With Kettle as her home base, Harris founded Discover Deep Ellum and Wine Walks, where tourists buy a local-art enameled wine glass (“Cody, Sharon’s son, did one that was exquisite,” she says) before visiting various venues.
“Jade & Clover took the neighborhood by storm,” Harris says. “People come in the gallery just looking for Giselle’s store.” Harris is dropping names where Frank left off: There’s Catherine Jacobus at Stonedeck and, of course, Lake Highlands local Whitney Barlow, who, with husband Clint, re-opened Deep Ellum’s most fabled concert venue, Trees, and later The Bomb Factory and Canton Hall. It was Clint’s idea to retain the name Trees, Whitney has said. It’s Trees. Where Kurt Cobain once punched a security guard, arguably in self-defense. Trees, from whose stage Thom Yorke’s voice once wafted into the bustling streets, captivating passersby. No other name would do. “But Whitney,” Clint told us a few years ago, “she’s the one you need to talk to.” She does so much of the work.

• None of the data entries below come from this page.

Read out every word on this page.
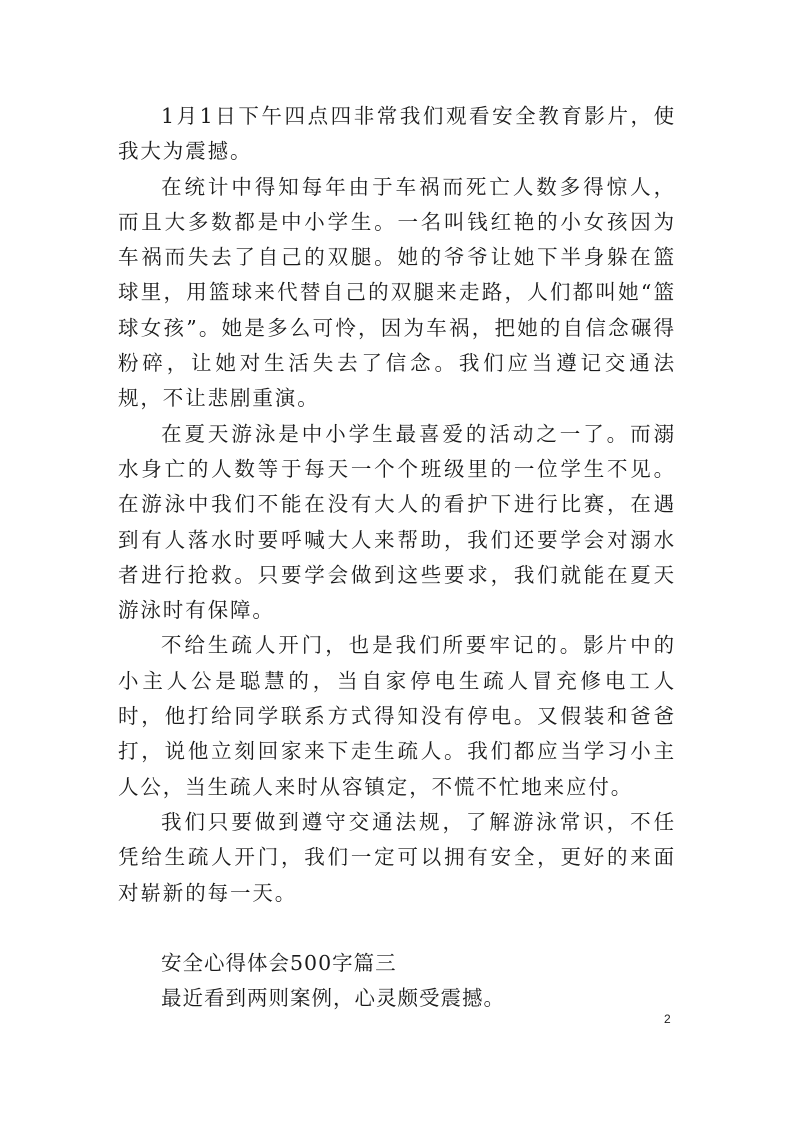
1月1日下午四点四非常我们观看安全教育影片，使我大为震撼。

在统计中得知每年由于车祸而死亡人数多得惊人，而且大多数都是中小学生。一名叫钱红艳的小女孩因为车祸而失去了自己的双腿。她的爷爷让她下半身躲在篮球里，用篮球来代替自己的双腿来走路，人们都叫她“篮球女孩”。她是多么可怜，因为车祸，把她的自信念碾得粉碎，让她对生活失去了信念。我们应当遵记交通法规，不让悲剧重演。

在夏天游泳是中小学生最喜爱的活动之一了。而溺水身亡的人数等于每天一个个班级里的一位学生不见。在游泳中我们不能在没有大人的看护下进行比赛，在遇到有人落水时要呼喊大人来帮助，我们还要学会对溺水者进行抢救。只要学会做到这些要求，我们就能在夏天游泳时有保障。

不给生疏人开门，也是我们所要牢记的。影片中的小主人公是聪慧的，当自家停电生疏人冒充修电工人时，他打给同学联系方式得知没有停电。又假装和爸爸打，说他立刻回家来下走生疏人。我们都应当学习小主人公，当生疏人来时从容镇定，不慌不忙地来应付。

我们只要做到遵守交通法规，了解游泳常识，不任凭给生疏人开门，我们一定可以拥有安全，更好的来面对崭新的每一天。

安全心得体会500字篇三

最近看到两则案例，心灵颇受震撼。

2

Of her first look at Trees Whitney recalls, “It was a disaster. Five years worth of water damage. You could see sky through the ceiling. There were roaches on the floor. I said, ‘This is awesome’. I think Clint thought I would say, ‘No way,’ but there was just a great vibe.”
The re-opening of Trees in 2011 kicked off a renaissance of Deep Ellum, according to the late Barry Annino, former Deep Ellum Association president. “Once they opened, people got excited and wanted to be around them. They are pioneering the comeback of Deep Ellum.”
Whitney doesn’t see it that way, because so many are working to nurture the venue and the neighborhood. “We couldn’t be successful if we acted like we knew it all, like we could do it all ourselves,” she says. “We need people around us and are not afraid to ask for help.” The Bomb Factory re-opening was even bigger, literally. The 50,000 square feet of space accommodates more than 4,000.
Like Tigger’s, the Barlows’ concert halls have preserved the ambiance of the past, but all have matured, like a starlet with a top-notch plastic surgeon.
Amanda Austin, who, against the odds, made a ginormous success of the Comedy House on Main, fought off developers (by battle’s end, backed by an army of advocates) to keep her space from becoming a barbecue joint.
[Check out how far Austin has come since this 2009 interview]
When discussing the economic revival of Deep Ellum, it would be remiss to omit the contributions of real estate developer Scott Rohrman, who bought up most of the neighborhood when it was near empty. He left it that way as he searched for the right balance of tenants.
“I didn’t like him at first,” Sharon Flatte says. But in the end, he became another business mentor to me. One thing he wanted was to take down all the neighborhood’s neon signage, but he finally relented on the Tigger’s sign. It’s been synonymous with Deep Ellum since the 80s.
It was one thing on which the thigh-high-booted artist/entrepreneur wouldn’t budge.